Correlation of CT texture changes with treatment response during radiation therapy for esophageal cancer: An exploratory study
Author(s) -
Zhenning Yan,
Jingqiao Zhang,
Hai Long,
Xiaojiang Sun,
Dingjie Li,
Tian Tang,
X. Allen Li,
Hui Wang
Publication year - 2019
Publication title -
plos one
Language(s) - English
Resource type - Journals
SCImago Journal Rank - 0.99
H-Index - 332
ISSN - 1932-6203
DOI - 10.1371/journal.pone.0223140
Subject(s) - medicine , radiation therapy , correlation , esophageal cancer , carcinoma , esophageal squamous cell carcinoma , nuclear medicine , cancer , mathematics , geometry
Purpose To analyze the change of CT texture features of esophageal squamous cell carcinoma (ESC) during RT delivery and to correlate these changes with the RT responses and survival. Methods A total of 61 ESC patients received radical RT were screened. Weekly CTs (4–6 sets for each patient) were acquired during RT. The tumors, normal esophageal mucosa tissue (NEC) of 5 cm and the spinal cord in the relevant area were delineated.

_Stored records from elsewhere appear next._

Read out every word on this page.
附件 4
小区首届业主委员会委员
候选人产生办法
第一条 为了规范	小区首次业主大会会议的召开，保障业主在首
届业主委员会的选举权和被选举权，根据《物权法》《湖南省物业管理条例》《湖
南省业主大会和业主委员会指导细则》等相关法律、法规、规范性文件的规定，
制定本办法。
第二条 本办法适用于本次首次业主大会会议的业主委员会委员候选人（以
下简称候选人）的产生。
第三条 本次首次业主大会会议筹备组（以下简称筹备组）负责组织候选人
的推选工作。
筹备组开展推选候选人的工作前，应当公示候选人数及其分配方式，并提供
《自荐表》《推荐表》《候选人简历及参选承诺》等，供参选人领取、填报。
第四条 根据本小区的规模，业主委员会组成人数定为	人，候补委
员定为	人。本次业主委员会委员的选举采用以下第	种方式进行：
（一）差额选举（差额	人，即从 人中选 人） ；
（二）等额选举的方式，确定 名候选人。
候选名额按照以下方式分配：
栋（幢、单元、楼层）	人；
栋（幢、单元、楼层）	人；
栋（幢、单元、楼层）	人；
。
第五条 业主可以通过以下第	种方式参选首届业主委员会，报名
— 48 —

CT texture features were extracted with a home-made tool. The changes of these features were analyzed by t-test. The correlations of the changes of features with RT responses and with patient survival were investigated by Pearson analysis. Results The average changes were increased by 0.00072 ±0.00197 for coarseness, by 0.14 ±0.40 for entropy, and by 2.34 ±3.56 for strength. In addition, the average changes were reduced by 8.88 ±15.71cc for volume and by 0.07 ±0.11 for busyness. The changes of the coarseness, strength, STD and entropy in ESC were different for the good and poor response groups. The survival rate of the patients was significantly correlated with the change of coarseness and strength ( P = 0.0027 and P = 0.0001). Conclusions During RT, changes of CT texture features of ESC, e.g., coarseness, strength, STD, entropy and volume are correlated with radiation response and survival rate. With more clinical data and robust research, CT features, e.g., coarseness and strength, can be selected as outstanding imaging biomarkers for prediction of RT prognosis of ESC.